Re: [PATCH RFC 04/10] perf: Introduce deferred user callchains

From: Namhyung Kim
Date: Wed Nov 15 2023 - 11:13:40 EST


On Mon, Nov 13, 2023 at 08:56:39AM -0800, Namhyung Kim wrote:
> On Sat, Nov 11, 2023 at 10:49 AM Josh Poimboeuf <jpoimboe@xxxxxxxxxx> wrote:
> >
> > On Fri, Nov 10, 2023 at 10:57:58PM -0800, Namhyung Kim wrote:
> > > Anyway I'm not sure it can support these additional samples for
> > > deferred callchains without breaking the existing perf tools.
> > > Anyway it doesn't know PERF_CONTEXT_USER_DEFERRED at least.
> > > I think this should be controlled by a new feature bit in the
> > > perf_event_attr.
> > >
> > > Then we might add a breaking change to have a special
> > > sample record for the deferred callchains and sample ID only.
> >
> > Sounds like a good idea. I'll need to study the code to figure out how
> > to do that on the perf tool side.
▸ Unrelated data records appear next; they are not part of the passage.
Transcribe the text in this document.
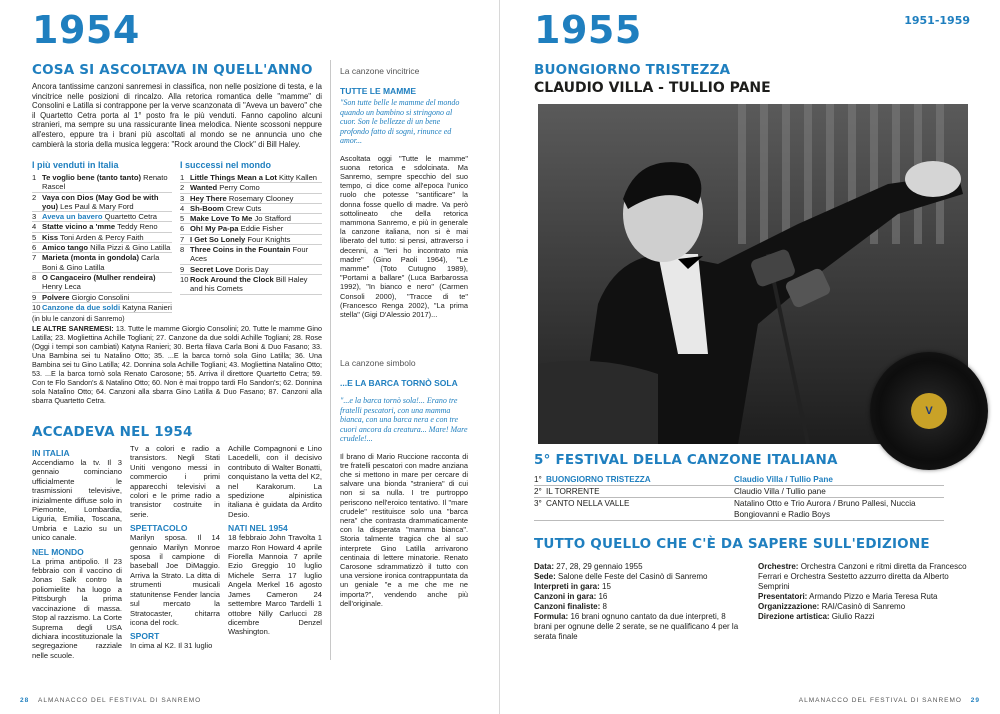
1954
COSA SI ASCOLTAVA IN QUELL'ANNO
Ancora tantissime canzoni sanremesi in classifica, non nelle posizione di testa, e la vincitrice nelle posizioni di rincalzo. Alla retorica romantica delle "mamme" di Consolini e Latilla si contrappone per la verve scanzonata di "Aveva un bavero" che il Quartetto Cetra porta al 1° posto fra le più venduti. Fanno capolino alcuni stranieri, ma sempre su una rassicurante linea melodica. Niente scossoni neppure all'estero, eppure tra i brani più ascoltati al mondo se ne annuncia uno che cambierà la storia della musica leggera: "Rock around the Clock" di Bill Haley.
I più venduti in Italia
1 Te voglio bene (tanto tanto) Renato Rascel
2 Vaya con Dios (May God be with you) Les Paul & Mary Ford
3 Aveva un bavero Quartetto Cetra
4 Statte vicino a 'mme Teddy Reno
5 Kiss Toni Arden & Percy Faith
6 Amico tango Nilla Pizzi & Gino Latilla
7 Marieta (monta in gondola) Carla Boni & Gino Latilla
8 O Cangaceiro (Mulher rendeira) Henry Leca
9 Polvere Giorgio Consolini
10 Canzone da due soldi Katyna Ranieri
(in blu le canzoni di Sanremo)
I successi nel mondo
1 Little Things Mean a Lot Kitty Kallen
2 Wanted Perry Como
3 Hey There Rosemary Clooney
4 Sh-Boom Crew Cuts
5 Make Love To Me Jo Stafford
6 Oh! My Pa-pa Eddie Fisher
7 I Get So Lonely Four Knights
8 Three Coins in the Fountain Four Aces
9 Secret Love Doris Day
10 Rock Around the Clock Bill Haley and his Comets
LE ALTRE SANREMESI: 13. Tutte le mamme Giorgio Consolini; 20. Tutte le mamme Gino Latilla; 23. Mogliettina Achille Togliani; 27. Canzone da due soldi Achille Togliani; 28. Rose (Oggi i tempi son cambiati) Katyna Ranieri; 30. Berta filava Carla Boni & Duo Fasano; 33. Una Bambina sei tu Natalino Otto; 35. ...E la barca tornò sola Gino Latilla; 36. Una Bambina sei tu Gino Latilla; 42. Donnina sola Achille Togliani; 43. Mogliettina Natalino Otto; 53. ...E la barca tornò sola Renato Carosone; 55. Arriva il direttore Quartetto Cetra; 59. Con te Flo Sandon's & Natalino Otto; 60. Non è mai troppo tardi Flo Sandon's; 62. Donnina sola Natalino Otto; 64. Canzoni alla sbarra Gino Latilla & Duo Fasano; 87. Canzoni alla sbarra Quartetto Cetra.
ACCADEVA NEL 1954
IN ITALIA
Accendiamo la tv. Il 3 gennaio cominciano ufficialmente le trasmissioni televisive, inizialmente diffuse solo in Piemonte, Lombardia, Liguria, Emilia, Toscana, Umbria e Lazio su un unico canale.
NEL MONDO
La prima antipolio. Il 23 febbraio con il vaccino di Jonas Salk contro la poliomielite ha luogo a Pittsburgh la prima vaccinazione di massa. Stop al razzismo. La Corte Suprema degli USA dichiara incostituzionale la segregazione razziale nelle scuole.
Tv a colori e radio a transistors. Negli Stati Uniti vengono messi in commercio i primi apparecchi televisivi a colori e le prime radio a transistor costruite in serie.
SPETTACOLO
Marilyn sposa. Il 14 gennaio Marilyn Monroe sposa il campione di baseball Joe DiMaggio. Arriva la Strato. La ditta di strumenti musicali statunitense Fender lancia sul mercato la Stratocaster, chitarra icona del rock.
SPORT
In cima al K2. Il 31 luglio
Achille Compagnoni e Lino Lacedelli, con il decisivo contributo di Walter Bonatti, conquistano la vetta del K2, nel Karakorum. La spedizione alpinistica italiana è guidata da Ardito Desio.
NATI NEL 1954
18 febbraio John Travolta 1 marzo Ron Howard 4 aprile Fiorella Mannoia 7 aprile Ezio Greggio 10 luglio Michele Serra 17 luglio Angela Merkel 16 agosto James Cameron 24 settembre Marco Tardelli 1 ottobre Nilly Carlucci 28 dicembre Denzel Washington.
La canzone vincitrice
TUTTE LE MAMME
"Son tutte belle le mamme del mondo quando un bambino si stringono al cuor. Son le bellezze di un bene profondo fatto di sogni, rinunce ed amor...
Ascoltata oggi "Tutte le mamme" suona retorica e sdolcinata. Ma Sanremo, sempre specchio del suo tempo, ci dice come all'epoca l'unico ruolo che potesse "santificare" la donna fosse quello di madre. Va però sottolineato che della retorica mammona Sanremo, e più in generale la canzone italiana, non si è mai liberato del tutto: si pensi, attraverso i decenni, a "Ieri ho incontrato mia madre" (Gino Paoli 1964), "Le mamme" (Toto Cutugno 1989), "Portami a ballare" (Luca Barbarossa 1992), "In bianco e nero" (Carmen Consoli 2000), "Tracce di te" (Francesco Renga 2002), "La prima stella" (Gigi D'Alessio 2017)...
La canzone simbolo
...E LA BARCA TORNÒ SOLA
"...e la barca tornò sola!... Erano tre fratelli pescatori, con una mamma bianca, con una barca nera e con tre cuori ancora da creatura... Mare! Mare crudele!...
Il brano di Mario Ruccione racconta di tre fratelli pescatori con madre anziana che si mettono in mare per cercare di salvare una bionda "straniera" di cui non si sa nulla. I tre purtroppo periscono nell'eroico tentativo. Il "mare crudele" restituisce solo una "barca nera" che contrasta drammaticamente con la disperata "mamma bianca". Storia talmente tragica che al suo interprete Gino Latilla arrivarono centinaia di lettere minatorie. Renato Carosone sdrammatizzò il tutto con una versione ironica contrappuntata da un geniale "e a me che me ne importa?", vendendo anche più dell'originale.
28 ALMANACCO DEL FESTIVAL DI SANREMO
1955	1951-1959
BUONGIORNO TRISTEZZA
CLAUDIO VILLA - TULLIO PANE
V
5° FESTIVAL DELLA CANZONE ITALIANA
1° BUONGIORNO TRISTEZZA	Claudio Villa / Tullio Pane
2° IL TORRENTE	Claudio Villa / Tullio pane
3° CANTO NELLA VALLE	Natalino Otto e Trio Aurora / Bruno Pallesi, Nuccia Bongiovanni e Radio Boys
TUTTO QUELLO CHE C'È DA SAPERE SULL'EDIZIONE
Data: 27, 28, 29 gennaio 1955
Sede: Salone delle Feste del Casinò di Sanremo
Interpreti in gara: 15
Canzoni in gara: 16
Canzoni finaliste: 8
Formula: 16 brani ognuno cantato da due interpreti, 8 brani per ognune delle 2 serate, se ne qualificano 4 per la serata finale
Orchestre: Orchestra Canzoni e ritmi diretta da Francesco Ferrari e Orchestra Sestetto azzurro diretta da Alberto Semprini
Presentatori: Armando Pizzo e Maria Teresa Ruta
Organizzazione: RAI/Casinò di Sanremo
Direzione artistica: Giulio Razzi
ALMANACCO DEL FESTIVAL DI SANREMO 29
Or would you care to write a patch?
>
> Sure, I'd be happy to write one.

I think we can start with something like the below.
The sample id (attr.sample_type) should have
IDENTIFIER | TID | TIME to enable defer_callchain
in order to match sample and callchain records.

Thanks,
Namhyung


---8<---
diff --git a/include/uapi/linux/perf_event.h b/include/uapi/linux/perf_event.h
index 39c6a250dd1b..a3765ff59798 100644
--- a/include/uapi/linux/perf_event.h
+++ b/include/uapi/linux/perf_event.h
@@ -456,7 +456,8 @@ struct perf_event_attr {
inherit_thread : 1, /* children only inherit if cloned with CLONE_THREAD */
remove_on_exec : 1, /* event is removed from task on exec */
sigtrap : 1, /* send synchronous SIGTRAP on event */
- __reserved_1 : 26;
+ defer_callchain: 1, /* generate DEFERRED_CALLCHAINS records for userspace */
+ __reserved_1 : 25;

union {
__u32 wakeup_events; /* wakeup every n events */
@@ -1207,6 +1208,20 @@ enum perf_event_type {
*/
PERF_RECORD_AUX_OUTPUT_HW_ID = 21,

+ /*
+ * Deferred user stack callchains (for SFrame). Previous samples would
+ * have kernel callchains only and they need to be stitched with this
+ * to make full callchains.
+ *
+ * struct {
+ * struct perf_event_header header;
+ * u64 nr;
+ * u64 ips[nr];
+ * struct sample_id sample_id;
+ * };
+ */
+ PERF_RECORD_DEFERRED_CALLCHAINS = 22,
+
PERF_RECORD_MAX, /* non-ABI */
};